EEG Signal Processing for Alzheimer's Disorders Using Discrete Wavelet Transform and Machine Learning Approaches

The most common neurological brain issue is Alzheimer's disease, which can be diagnosed using a variety of clinical methods. However, the electroencephalogram (EEG) is shown to be effective in detecting Alzheimer's disease. The purpose of this research is to develop a computer-aided diagnosis system that can diagnose Alzheimer's disease using EEG data. In the present study, a band-pass elliptic digital filter was used to eliminate interference and disturbances from the EEG dataset. Next, the Discrete Wavelet Transform (DWT) technique has been employed to decompose the filtered signal into its frequency bands in order to extract the features of EEG signals. Then, different signal features such as logarithmic band power, standard deviation, variance, kurtosis, average energy, root mean square, and Norm have been integrated into the DWT technique to generate the feature vectors and improve the diagnosis performance.

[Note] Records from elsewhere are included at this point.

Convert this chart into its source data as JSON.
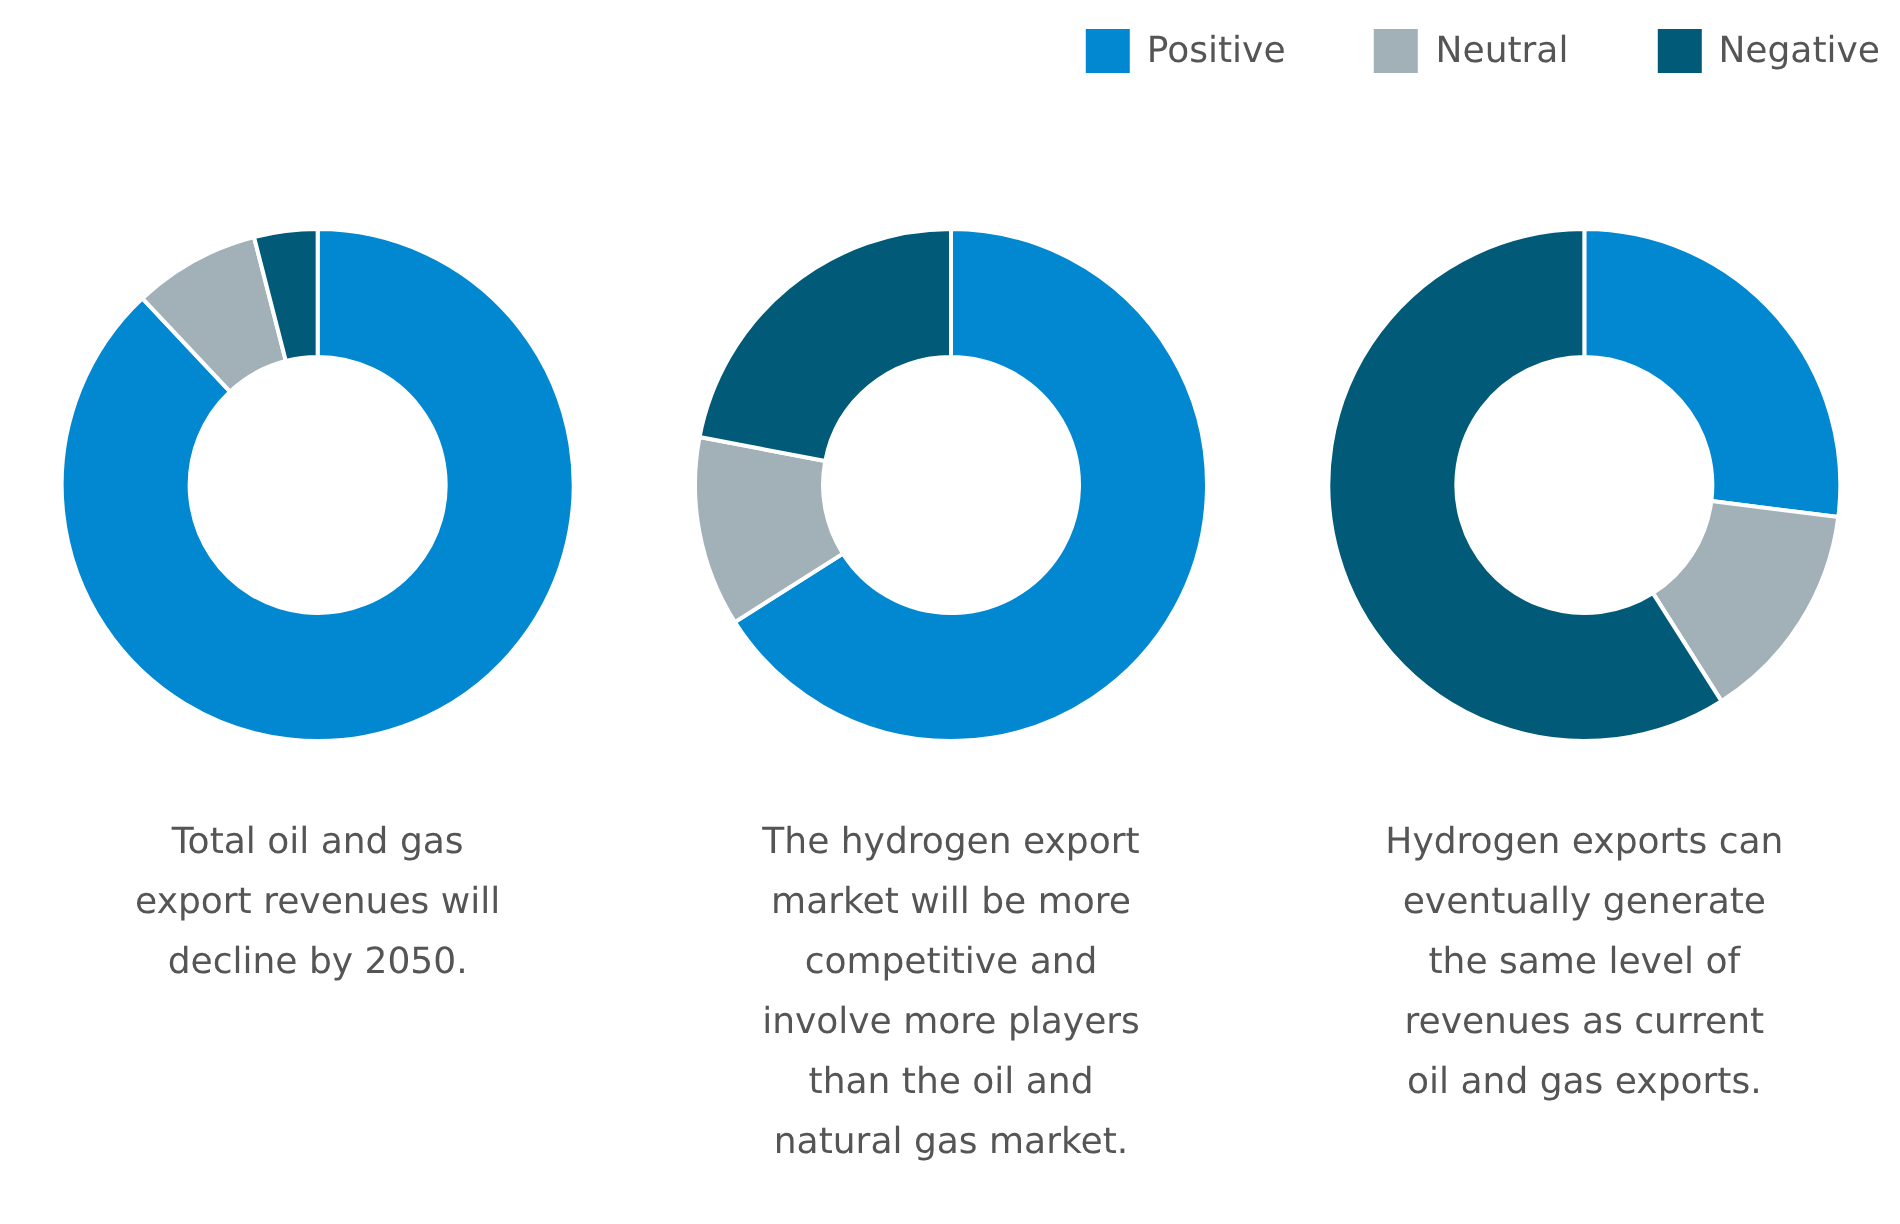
{
  "chart_data": [
    {
      "type": "donut",
      "title": "Total oil and gas export revenues will decline by 2050.",
      "categories": [
        "Positive",
        "Neutral",
        "Negative"
      ],
      "values": [
        88,
        8,
        4
      ],
      "colors": [
        "#0288d1",
        "#a2b0b8",
        "#005a78"
      ],
      "legend": "top right"
    },
    {
      "type": "donut",
      "title": "The hydrogen export market will be more competitive and involve more players than the oil and natural gas market.",
      "categories": [
        null,
        null,
        null
      ],
      "values": [
        66,
        12,
        22
      ],
      "colors": [
        "#0288d1",
        "#a2b0b8",
        "#005a78"
      ]
    },
    {
      "type": "donut",
      "title": "Hydrogen exports can eventually generate the same level of revenues as current oil and gas exports.",
      "categories": [
        null,
        null,
        null
      ],
      "values": [
        27,
        14,
        59
      ],
      "colors": [
        "#0288d1",
        "#a2b0b8",
        "#005a78"
      ]
    }
  ]
}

After that, nine machine learning approaches have been investigated to classify EEG features into their corresponding classes: linear discriminant analysis (LDA), quadratic discriminant analysis (QDA), support vector machine (SVM), Naive bayes (NB), k-nearest neighbor (KNN), decision tree (DT), extreme learning machine (ELM), artificial neural network (ANN), and random forests (RF). Finally, the performance of the different proposed machine learning approaches have been compared and evaluated by computing the sensitivity, specificity, overall diagnosis accuracy, and area under the receiver operating characteristic (ROC) curves and plotting the ROC curves and confusion matrices for five classification problems. These investigations aim to compare the proposed approaches and recommend the best combination method for the diagnosis of Alzheimer's disorders. According to the results, the KNN classifier achieved an average classification accuracy of 99.98% with an area under the ROC curve of 100%. Our findings show that the suggested methodologies are an appealing supplementary tool for identifying possible biomarkers to help in the clinical diagnosis of Alzheimer's disease.